An Update on the Current Opioid Crisis in Canada and Opioid-free Analgesia

by Amanda Vincci Chiu, BHSc, DDS, PGY3 Dental Anaesthesia; Abbass Saleh, DDS, PGY3 Dental Anaesthesia

In Ontario, dentists are the third largest group of opioid prescribers after family physicians and surgeons, and therefore are possible contributors to the opioid crisis.1 The opioids commonly dispensed by Ontario dentists are codeine combination products (76.4%), oxycodone combination products (18.4%), and tramadol (2.8%).2 As recommended by the Royal College of Dental Surgeons of Ontario (RCDSO), dental pain should be treated with definitive treatment and managed subsequently with non-opioid medications before opioid medications are considered.3 In dentistry, the first line analgesic of choice to manage mild to moderate pain is acetaminophen. Then, if moderate to severe pain is expected, a non-steroidal anti-inflammatory drug (NSAIDs) may be considered and may be used in combination with acetaminophen. Dentists should only consider using opioid analgesics for the management of uncontrolled moderate to severe pain after exhausting non-opioid analgesics. If used appropriately, opioid analgesics can benefit patients who are unable to use acetaminophen or NSAIDs. However, opioids come with their own effects that can cause harm, and often a patient’s initial exposure to opioids is from the dental practitioner.1,5 This article will discuss the current climate of the opioid crisis in Canada and the current dental opioid prescribing trends in Ontario. Our objective is to remind dentists of best practices for management of postoperative dental pain. As a practicing group, dentists should continue to strive towards limiting opioids in dental prescribing to control the supply of opioids circulating in the public for potential misuse, abuse and/or diversion.
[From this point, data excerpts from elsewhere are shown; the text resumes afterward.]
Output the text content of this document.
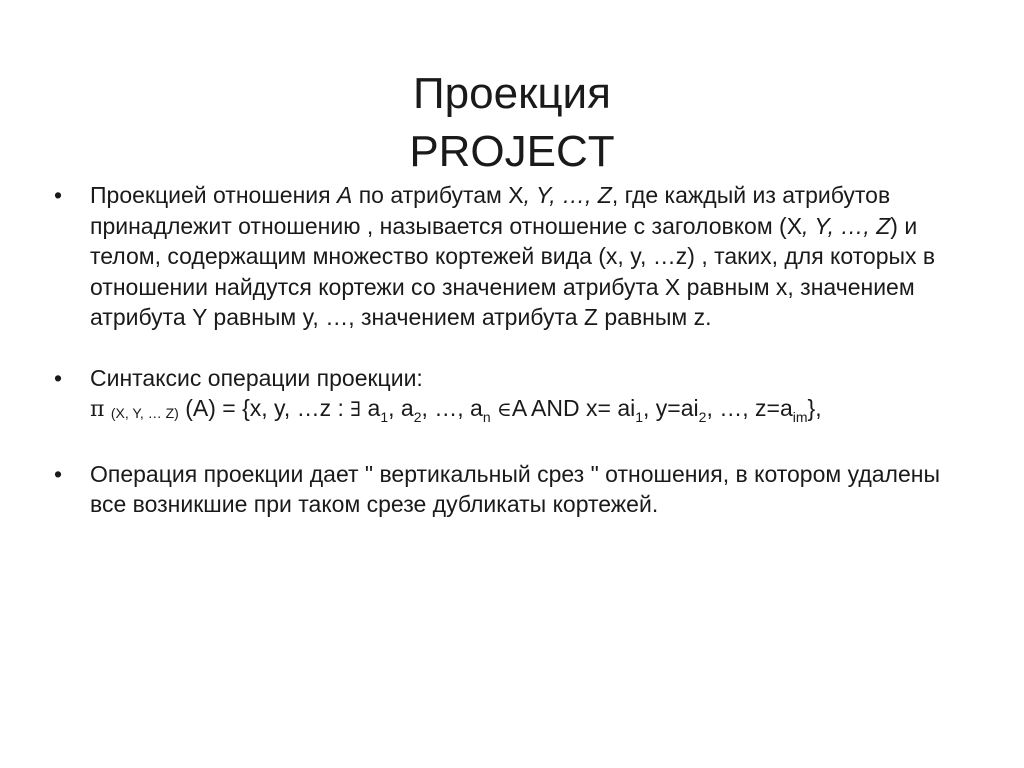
Проекция
PROJECT
• Проекцией отношения A по атрибутам X, Y, …, Z, где каждый из атрибутов принадлежит отношению , называется отношение с заголовком (X, Y, …, Z) и телом, содержащим множество кортежей вида (x, y, …z) , таких, для которых в отношении найдутся кортежи со значением атрибута X равным x, значением атрибута Y равным y, …, значением атрибута Z равным z.

• Синтаксис операции проекции:

π (X, Y, … Z) (A) = {x, y, …z : ∃ $a_1$, $a_2$, …, $a_n$ ∈A AND $x= ai_1$, $y=ai_2$, …, $z=a_{im}$},

• Операция проекции дает " вертикальный срез " отношения, в котором удалены все возникшие при таком срезе дубликаты кортежей.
Current Climate of the Opioid Crisis in Canada

According to new statistics published by Health Canada, the COVID-19 pandemic is having a tragic impact on people who use substances and is contributing to the ongoing national public health crisis.5 Public health experts have identified several factors that may have caused the opioid crisis to intensify during the pandemic, such as an increasingly toxic drug supply, elevated feelings of loneliness, stress, anxiety, and changes in the accessibility or availability of assistance for drug users.5 Health Canada reports that between January 2016 and March 2022, there were a total of 30,842 apparent opioid toxicity deaths in Canada (excluding Quebec).5 During the first two years of the COVID-19 pandemic (April 2020 – March 2022), there was a 91% increase in apparent opioid toxicity deaths, compared to the two years prior (April 2018-March 2020).5 Males account for 76% of apparent opioid toxicity deaths and most deaths are among the young- to middle-aged group.5 To address this public health emergency, the Canadian government is working with federal, provincial, and territorial partners to address this crisis. Some of the federal government’s initiatives include making naloxone antidote kits available to anyone that requests one from a pharmacy, opening supervised consumption sites, and creating an opioid educational resource toolkit, which can be accessed at: https://www.canada.ca/en/health-canada/services/opioids/awareness-resources.html.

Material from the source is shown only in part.